Every participant will have a 1-mL blood sample taken from a vein by a trained nurse both at the start of the study and 2 weeks after the intervention period. This blood collection will allow us to assess changes in neuroinflammatory factors, nerve growth factors, and genes related to synaptic plasticity in the blood. Prior to the blood draw, participants will be advised to refrain from eating after 8 pm the previous day, as well as drinking and engaging in intense exercise. Breakfast will also be prohibited on the day of the blood draw. Once they have emptied their bladder, they will proceed to a laboratory room where a 1-mL venous blood sample will be collected into an EDTA anticoagulant tube. To this, 3 mL of TRIzol Reagent (LMAl Bio, China) will be added, ensuring thorough mixing.
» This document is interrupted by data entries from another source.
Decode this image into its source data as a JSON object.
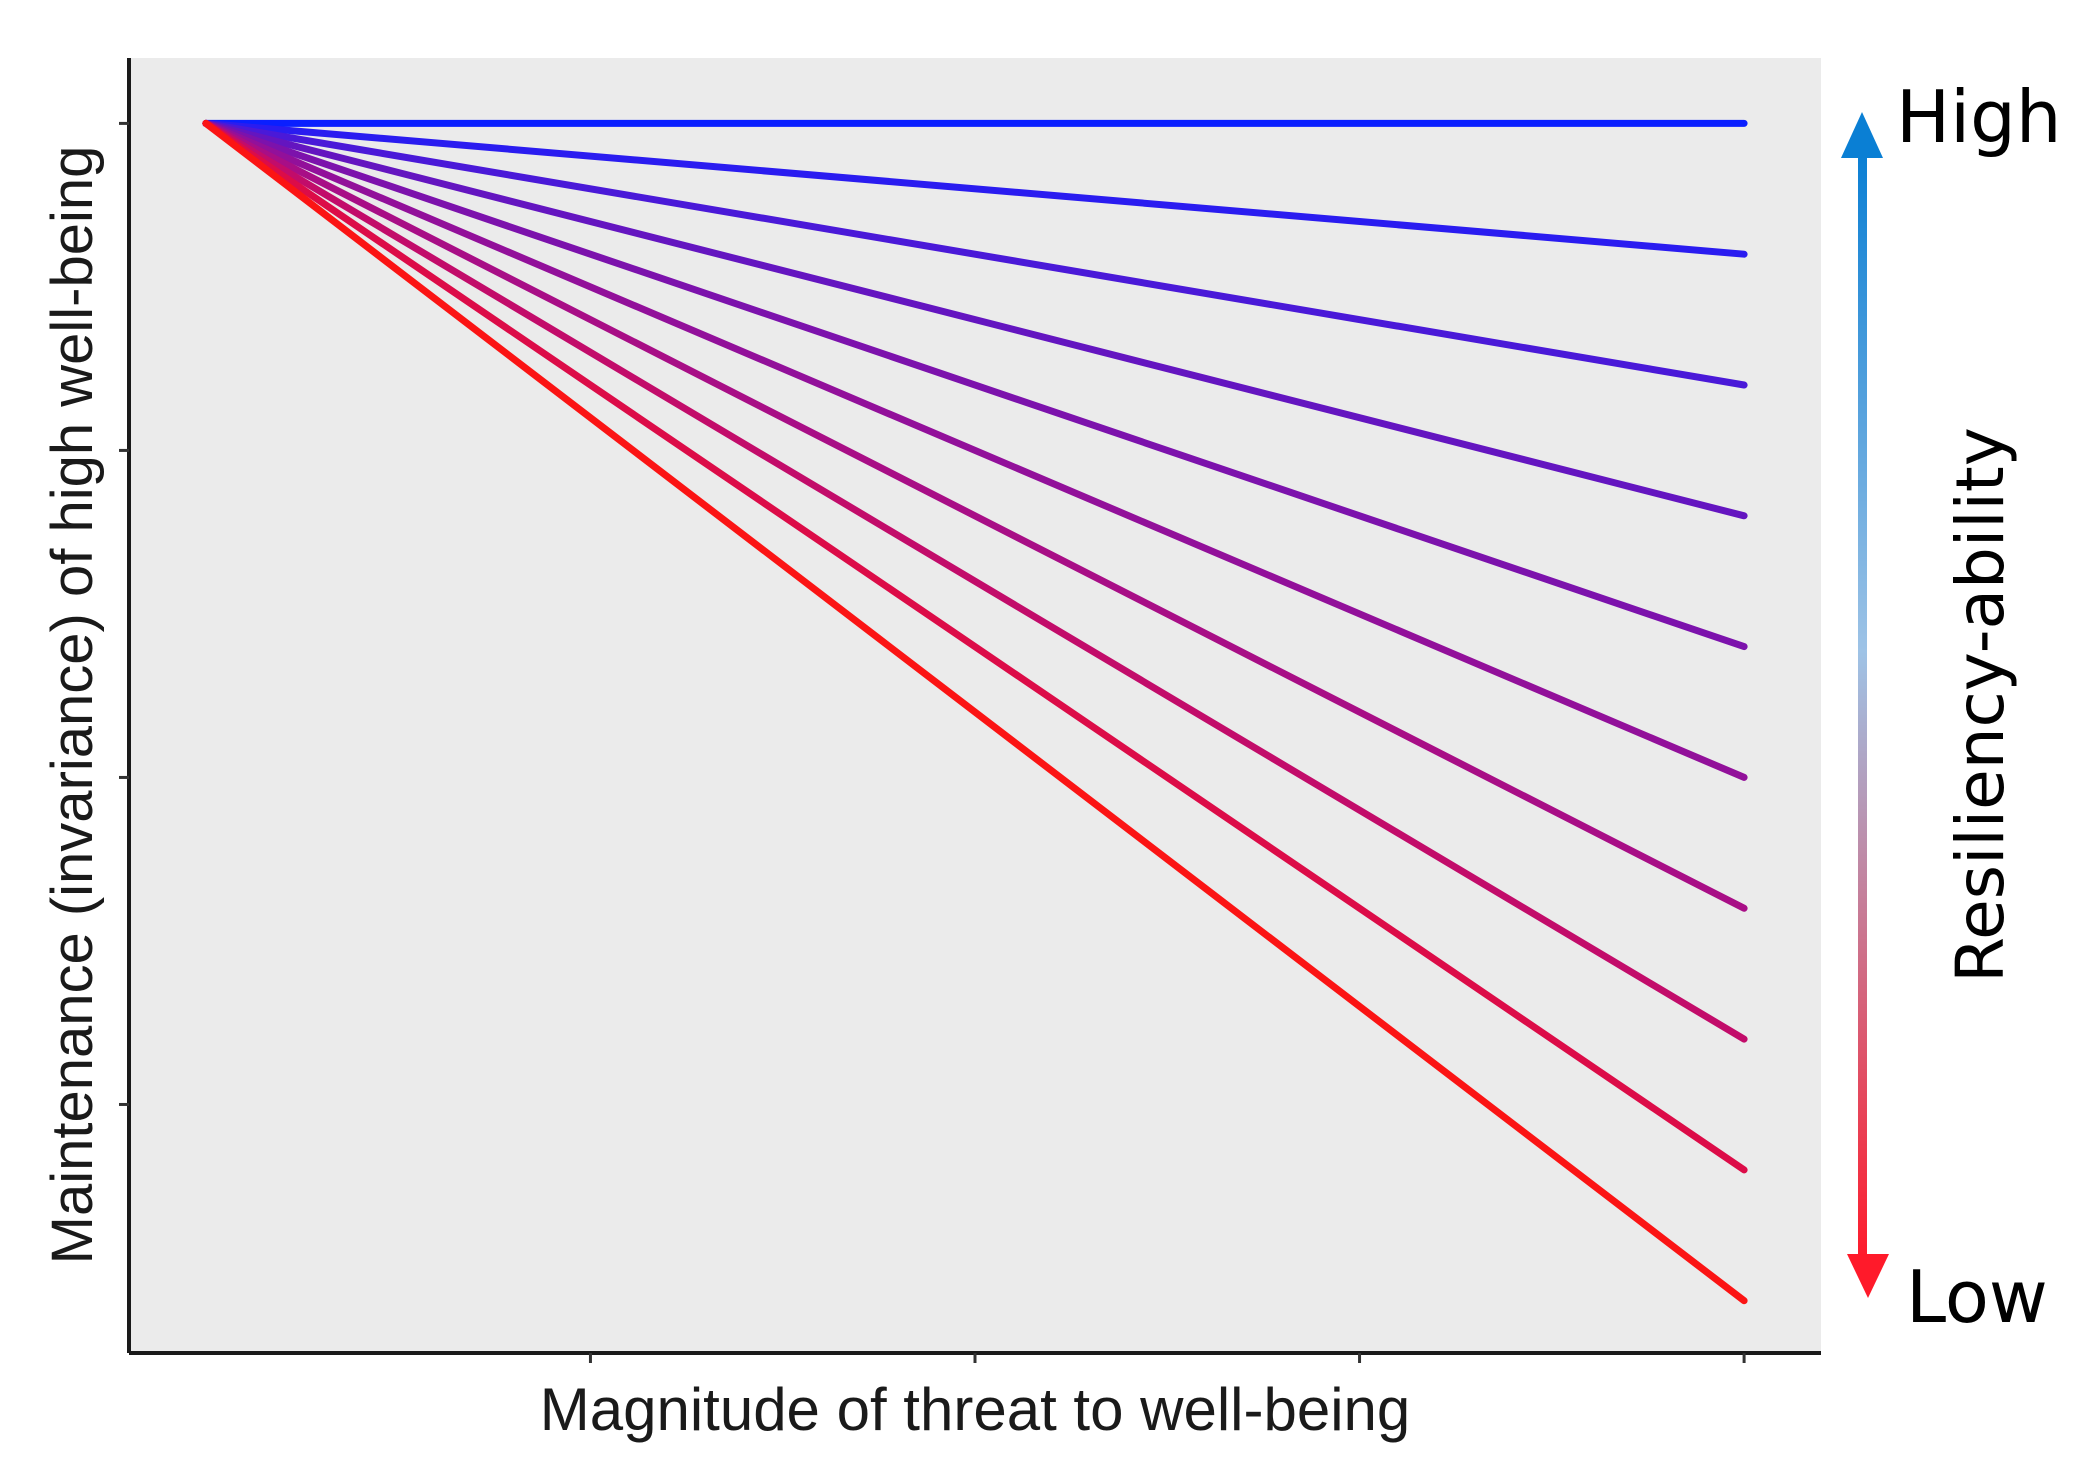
{
  "chart_data": {
    "type": "line",
    "title": "",
    "xlabel": "Magnitude of threat to well-being",
    "ylabel": "Maintenance (invariance) of high well-being",
    "x": [
      0,
      1
    ],
    "xlim": [
      -0.05,
      1.05
    ],
    "ylim": [
      0.06,
      1.05
    ],
    "grid": false,
    "background_color": "#ebebeb",
    "series": [
      {
        "values": [
          1,
          1.0
        ],
        "color": "#0a1fff"
      },
      {
        "values": [
          1,
          0.9
        ],
        "color": "#2a1cf0"
      },
      {
        "values": [
          1,
          0.8
        ],
        "color": "#4a19d8"
      },
      {
        "values": [
          1,
          0.7
        ],
        "color": "#6415c0"
      },
      {
        "values": [
          1,
          0.6
        ],
        "color": "#7c12ac"
      },
      {
        "values": [
          1,
          0.5
        ],
        "color": "#92109a"
      },
      {
        "values": [
          1,
          0.4
        ],
        "color": "#a80e86"
      },
      {
        "values": [
          1,
          0.3
        ],
        "color": "#c20c6a"
      },
      {
        "values": [
          1,
          0.2
        ],
        "color": "#dc0c48"
      },
      {
        "values": [
          1,
          0.1
        ],
        "color": "#fb1414"
      }
    ],
    "annotations": {
      "scale_label": "Resiliency-ability",
      "high_label": "High",
      "low_label": "Low",
      "arrow_top_color": "#0a7fd4",
      "arrow_mid_color": "#9ec3e6",
      "arrow_bottom_color": "#ff1a2a"
    }
  }
}
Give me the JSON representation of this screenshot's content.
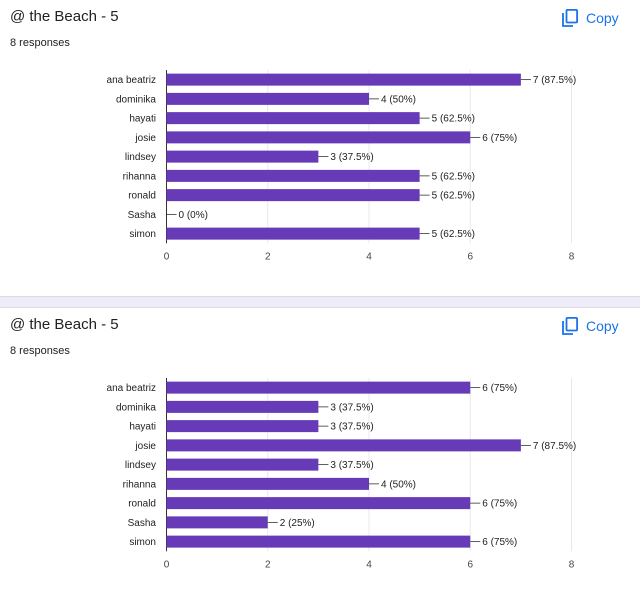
{
  "cards": [
    {
      "title": "@ the Beach - 5",
      "responses": "8 responses",
      "copy_label": "Copy",
      "icons": {
        "copy": "copy-icon"
      }
    },
    {
      "title": "@ the Beach - 5",
      "responses": "8 responses",
      "copy_label": "Copy",
      "icons": {
        "copy": "copy-icon"
      }
    }
  ],
  "colors": {
    "bar": "#673ab7",
    "accent": "#1a73e8",
    "grid": "#e8e8e8",
    "axis": "#333333"
  },
  "chart_data": [
    {
      "type": "bar",
      "orientation": "horizontal",
      "categories": [
        "ana beatriz",
        "dominika",
        "hayati",
        "josie",
        "lindsey",
        "rihanna",
        "ronald",
        "Sasha",
        "simon"
      ],
      "values": [
        7,
        4,
        5,
        6,
        3,
        5,
        5,
        0,
        5
      ],
      "data_labels": [
        "7 (87.5%)",
        "4 (50%)",
        "5 (62.5%)",
        "6 (75%)",
        "3 (37.5%)",
        "5 (62.5%)",
        "5 (62.5%)",
        "0 (0%)",
        "5 (62.5%)"
      ],
      "xlim": [
        0,
        8
      ],
      "xticks": [
        0,
        2,
        4,
        6,
        8
      ],
      "grid": true
    },
    {
      "type": "bar",
      "orientation": "horizontal",
      "categories": [
        "ana beatriz",
        "dominika",
        "hayati",
        "josie",
        "lindsey",
        "rihanna",
        "ronald",
        "Sasha",
        "simon"
      ],
      "values": [
        6,
        3,
        3,
        7,
        3,
        4,
        6,
        2,
        6
      ],
      "data_labels": [
        "6 (75%)",
        "3 (37.5%)",
        "3 (37.5%)",
        "7 (87.5%)",
        "3 (37.5%)",
        "4 (50%)",
        "6 (75%)",
        "2 (25%)",
        "6 (75%)"
      ],
      "xlim": [
        0,
        8
      ],
      "xticks": [
        0,
        2,
        4,
        6,
        8
      ],
      "grid": true
    }
  ]
}
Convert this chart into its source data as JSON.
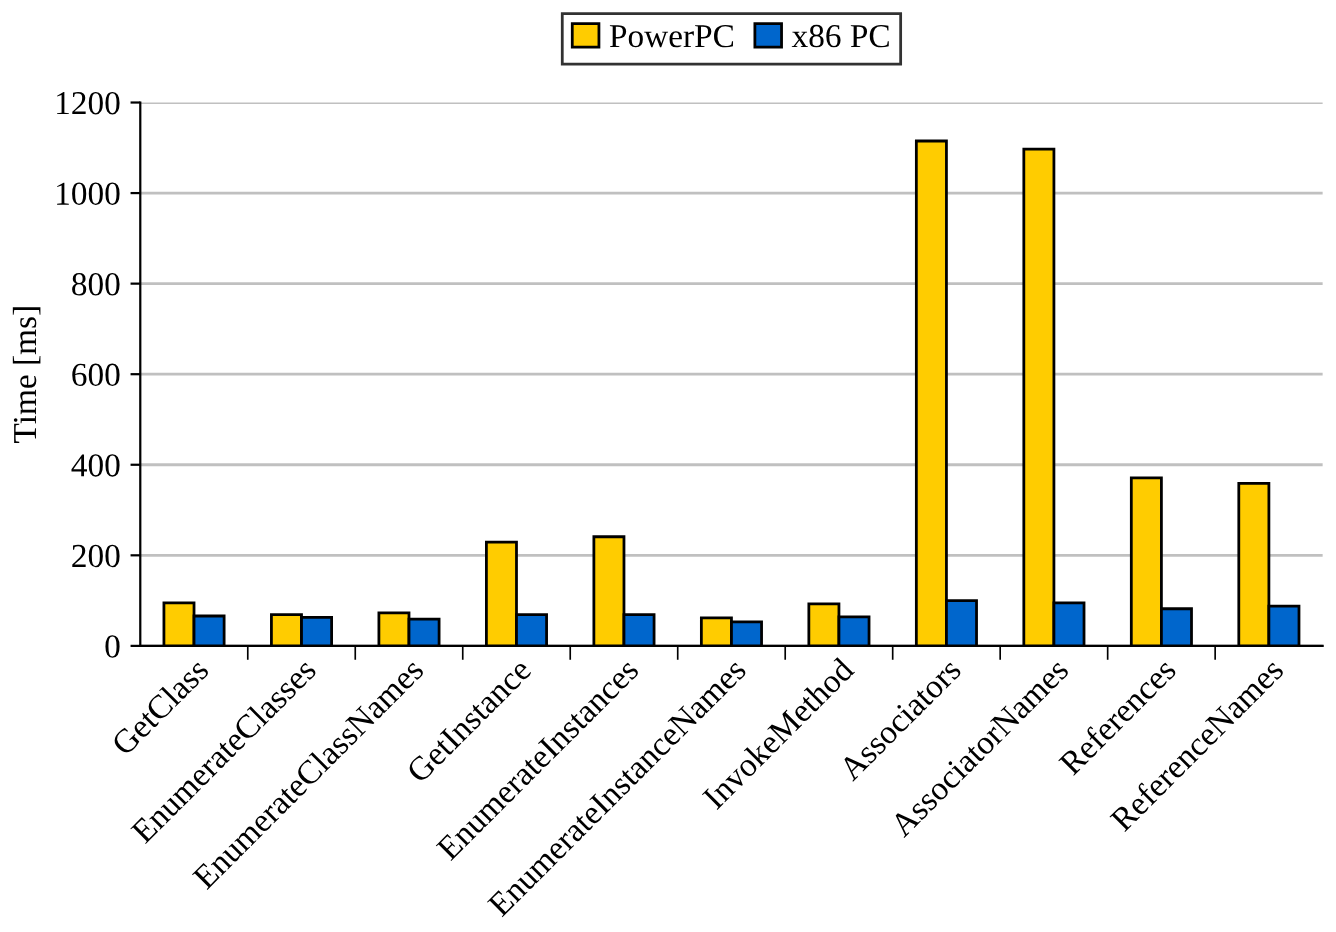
{
  "chart_data": {
    "type": "bar",
    "ylabel": "Time [ms]",
    "categories": [
      "GetClass",
      "EnumerateClasses",
      "EnumerateClassNames",
      "GetInstance",
      "EnumerateInstances",
      "EnumerateInstanceNames",
      "InvokeMethod",
      "Associators",
      "AssociatorNames",
      "References",
      "ReferenceNames"
    ],
    "series": [
      {
        "name": "PowerPC",
        "color": "#ffcc00",
        "values": [
          95,
          69,
          73,
          229,
          241,
          62,
          93,
          1115,
          1097,
          371,
          359
        ]
      },
      {
        "name": "x86 PC",
        "color": "#0066cc",
        "values": [
          66,
          63,
          59,
          69,
          69,
          53,
          64,
          100,
          95,
          82,
          88
        ]
      }
    ],
    "ylim": [
      0,
      1200
    ],
    "yticks": [
      0,
      200,
      400,
      600,
      800,
      1000,
      1200
    ],
    "grid": "y",
    "legend": "top"
  }
}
The mixture will then be incubated at 25 °C for 5 min and stored at − 80 °C. This rigorous process maintains the integrity and stability of the blood samples for subsequent biochemical analysis.

Participant timeline

Time schedule of enrolment, interventions, assessments, and visits for participants is shown in Table 1.

Sample size

The sample size calculation was conducted using G*power software (v3.1.9.2). The effect size of this study was estimated from a study conducted by Kaux et al. [29] who investigated the effects of transcranial direct current stimulation associated with physical therapy in acute stroke patients evaluated by the upper extremity section of the Fugl-Meyer Test, which was determined to be 0.995. The experiment employs a 1:1 simple randomization, n1 = n2. According to a prior difference between two independent means analysis t test, with a power of 0.95 and an error probability of 0.05, we applied these values to compute a sample size of n = 28. Accounting for a 10% attrition rate, we determined that each group should comprise 31 participants, yielding a total of 62 stroke patients included in the study. It is important to note that all enrolled patients received clinical medications and conventional rehabilitation treatments that were generally uniform.

Recruitment

The project is based at the Department of Neurology and Neurorehabilitation of the Seventh People’s Hospital affiliated with Shanghai University of Traditional Chinese Medicine. This hospital is a national comprehensive stroke and a member of the national neurology clinical research centre. It possesses outstanding capabilities in acute stroke management and post-stroke functional rehabilitation. Over the past 3 years, it has treated more than 1000 cases of stroke, guaranteeing the enrolment of participants.